Anyone who has spent an afternoon puzzling over an IKEA furniture kit will appreciate how tempting it would be to turn the project over to a robot. Fortunately the store’s complex self-assembly kits are something of a benchmark for roboticists who have toiled for years at building automatons smart and dexterous enough to fit screws and wooden pegs into their corresponding holes. Progress has been steady, but it will likely be awhile before robots can build a STUVA loft bed combo in your bedroom while you sip coffee in the kitchen.
A STEFAN chair kit is clearly within reach, however, according to engineers at Nanyang Technological University in Singapore. In this week’s Science Robotics they report having assembled a STEFAN using a two-armed robot, whose sensors and programming enable it to fit most of the pieces together without human help. The machine’s arms, parallel grippers, sensors and 3-D camera completed the chair’s frame (not including the seat and stabilizing screws), covering more than 50 steps in about 20 minutes.
Just as noteworthy: each of the robot’s parts was the generic, off-the-shelf kind—a key step toward making such machines mass-producible. The components that did the assembly work “are already mass-produced, so the technology we developed here can be deployed in actual factories in [the] very near future,” says Pham Quang-Cuong, an assistant professor of mechanical and aerospace engineering who built the robot with fellow Nanyang researchers Francisco Suárez-Ruiz and Xian Zhou.
The engineers programmed the robot using computer code, rather than training the device to assemble parts via machine-learning and other artificial intelligence techniques crucial to the future of robotics. “In this work we were interested in achieving the low-level capabilities such as perception, planning and control, rather than in the high-level reasoning,” Quang-Cuong says. “Those low-level capabilities are crucial for, and can be adapted to, the assembly of other objects or to other industrial tasks such as handling, drilling, glue dispensing, assembly and inspection. We are also planning to integrate AI methods in our future work to automate [more abstract] high-level reasoning.”
The Nanyang robot arms’ movements may look slow and tedious but their ability to fit pegs into holes tackles “a superhard problem in robotics,” says Ross Knepper, an assistant computer science professor at Cornell University who was not involved in the Nanyang research. Knepper would know—he was part of a Massachusetts Institute of Technology team that in 2013 built the “IKEABot” system of autonomous robots capable of assembling LACK side tables. The MIT project debuted the same year as another LACK-building bot developed by researchers at the University of Massachusetts Amherst, Willow Garage robotics research lab and elsewhere (pdf).

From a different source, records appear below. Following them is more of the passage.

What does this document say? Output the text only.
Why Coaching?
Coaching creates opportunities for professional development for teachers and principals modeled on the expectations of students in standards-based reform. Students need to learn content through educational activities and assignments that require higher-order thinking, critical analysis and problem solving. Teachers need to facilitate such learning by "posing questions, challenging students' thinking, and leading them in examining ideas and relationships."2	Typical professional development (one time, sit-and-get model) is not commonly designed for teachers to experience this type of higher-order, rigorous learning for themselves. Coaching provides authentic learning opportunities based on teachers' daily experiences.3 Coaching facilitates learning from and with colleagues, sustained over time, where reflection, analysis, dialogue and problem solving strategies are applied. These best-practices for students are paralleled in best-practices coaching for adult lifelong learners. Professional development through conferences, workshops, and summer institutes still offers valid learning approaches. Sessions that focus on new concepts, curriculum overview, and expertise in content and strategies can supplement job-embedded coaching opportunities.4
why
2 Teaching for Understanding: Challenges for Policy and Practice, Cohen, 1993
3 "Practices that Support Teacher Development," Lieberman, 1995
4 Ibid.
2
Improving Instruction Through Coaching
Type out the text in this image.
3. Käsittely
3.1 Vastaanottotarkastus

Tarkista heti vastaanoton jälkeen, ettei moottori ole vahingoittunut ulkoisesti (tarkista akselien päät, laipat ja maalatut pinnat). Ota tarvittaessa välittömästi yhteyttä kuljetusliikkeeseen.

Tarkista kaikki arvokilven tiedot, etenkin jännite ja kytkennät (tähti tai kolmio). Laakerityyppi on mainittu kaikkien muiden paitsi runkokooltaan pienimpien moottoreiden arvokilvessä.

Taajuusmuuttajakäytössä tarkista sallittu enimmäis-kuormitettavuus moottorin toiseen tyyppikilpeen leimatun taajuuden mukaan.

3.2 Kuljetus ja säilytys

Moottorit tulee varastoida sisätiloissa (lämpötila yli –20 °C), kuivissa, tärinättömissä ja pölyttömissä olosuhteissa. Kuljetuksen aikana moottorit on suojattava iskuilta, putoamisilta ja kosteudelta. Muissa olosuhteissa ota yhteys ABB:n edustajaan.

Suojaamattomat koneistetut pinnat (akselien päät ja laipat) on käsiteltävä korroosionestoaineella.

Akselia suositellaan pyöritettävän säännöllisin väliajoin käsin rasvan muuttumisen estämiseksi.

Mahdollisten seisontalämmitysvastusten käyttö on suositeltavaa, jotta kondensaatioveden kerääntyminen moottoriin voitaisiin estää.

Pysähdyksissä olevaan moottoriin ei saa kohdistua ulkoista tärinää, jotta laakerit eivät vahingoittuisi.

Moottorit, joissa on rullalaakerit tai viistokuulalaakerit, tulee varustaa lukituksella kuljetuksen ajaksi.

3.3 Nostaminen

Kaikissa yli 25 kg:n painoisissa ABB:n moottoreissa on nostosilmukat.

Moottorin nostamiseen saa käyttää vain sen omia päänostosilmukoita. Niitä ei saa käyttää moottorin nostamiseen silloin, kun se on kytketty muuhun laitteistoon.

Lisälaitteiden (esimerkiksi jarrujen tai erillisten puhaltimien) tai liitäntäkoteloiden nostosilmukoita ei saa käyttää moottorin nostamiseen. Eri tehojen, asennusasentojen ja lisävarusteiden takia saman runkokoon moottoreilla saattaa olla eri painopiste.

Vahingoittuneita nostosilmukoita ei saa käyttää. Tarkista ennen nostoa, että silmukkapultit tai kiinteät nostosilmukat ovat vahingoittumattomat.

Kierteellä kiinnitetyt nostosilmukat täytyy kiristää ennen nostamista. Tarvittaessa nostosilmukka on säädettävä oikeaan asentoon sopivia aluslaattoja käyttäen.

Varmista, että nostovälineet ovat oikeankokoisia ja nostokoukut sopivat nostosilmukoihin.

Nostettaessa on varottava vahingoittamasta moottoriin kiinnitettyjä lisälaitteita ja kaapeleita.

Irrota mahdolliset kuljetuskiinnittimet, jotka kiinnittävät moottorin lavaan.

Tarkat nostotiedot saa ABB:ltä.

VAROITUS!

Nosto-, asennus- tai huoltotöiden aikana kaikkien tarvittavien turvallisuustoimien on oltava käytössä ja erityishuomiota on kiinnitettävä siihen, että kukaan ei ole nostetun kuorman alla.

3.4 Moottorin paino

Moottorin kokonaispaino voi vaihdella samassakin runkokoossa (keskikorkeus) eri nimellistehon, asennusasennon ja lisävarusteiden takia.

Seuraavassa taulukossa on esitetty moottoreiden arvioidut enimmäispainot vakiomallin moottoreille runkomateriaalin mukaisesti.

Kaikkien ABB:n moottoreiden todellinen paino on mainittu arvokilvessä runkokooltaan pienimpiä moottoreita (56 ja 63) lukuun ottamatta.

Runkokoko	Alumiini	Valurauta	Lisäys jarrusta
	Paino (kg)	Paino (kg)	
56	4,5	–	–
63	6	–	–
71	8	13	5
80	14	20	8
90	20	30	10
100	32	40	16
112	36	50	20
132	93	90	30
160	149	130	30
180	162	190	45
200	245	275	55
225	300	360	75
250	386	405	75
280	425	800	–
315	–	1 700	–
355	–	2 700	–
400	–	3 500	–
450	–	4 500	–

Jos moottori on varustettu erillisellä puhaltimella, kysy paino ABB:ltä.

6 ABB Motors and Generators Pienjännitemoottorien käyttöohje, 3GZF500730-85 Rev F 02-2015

The MIT IKEABot was an automated system that coordinated two robots with specialized tools to perform the assembly. This system applied reasoning about the geometry of individual parts in order to figure out how they fit together. “Whereas my work used a visual perception modality—using vision to solve the peg-in-a-hole problem—the Nanyang researchers are doing it through tactile feedback, feeling whether or not the peg went into the hole,” Knepper says. “The applications are both for IKEA furniture, but the contributions to robotics are very different.”
The Singapore-based researchers’ technology promises to be versatile, able to be reprogrammed for different tasks—maybe even assembling other kinds of furniture. “Many people, especially many Americans, have this intimate experience with struggling and maybe failing to build IKEA furniture,” Knepper says. “The dream is still to have one robot system that can assemble IKEA’s entire catalogue—but we’re not there yet.”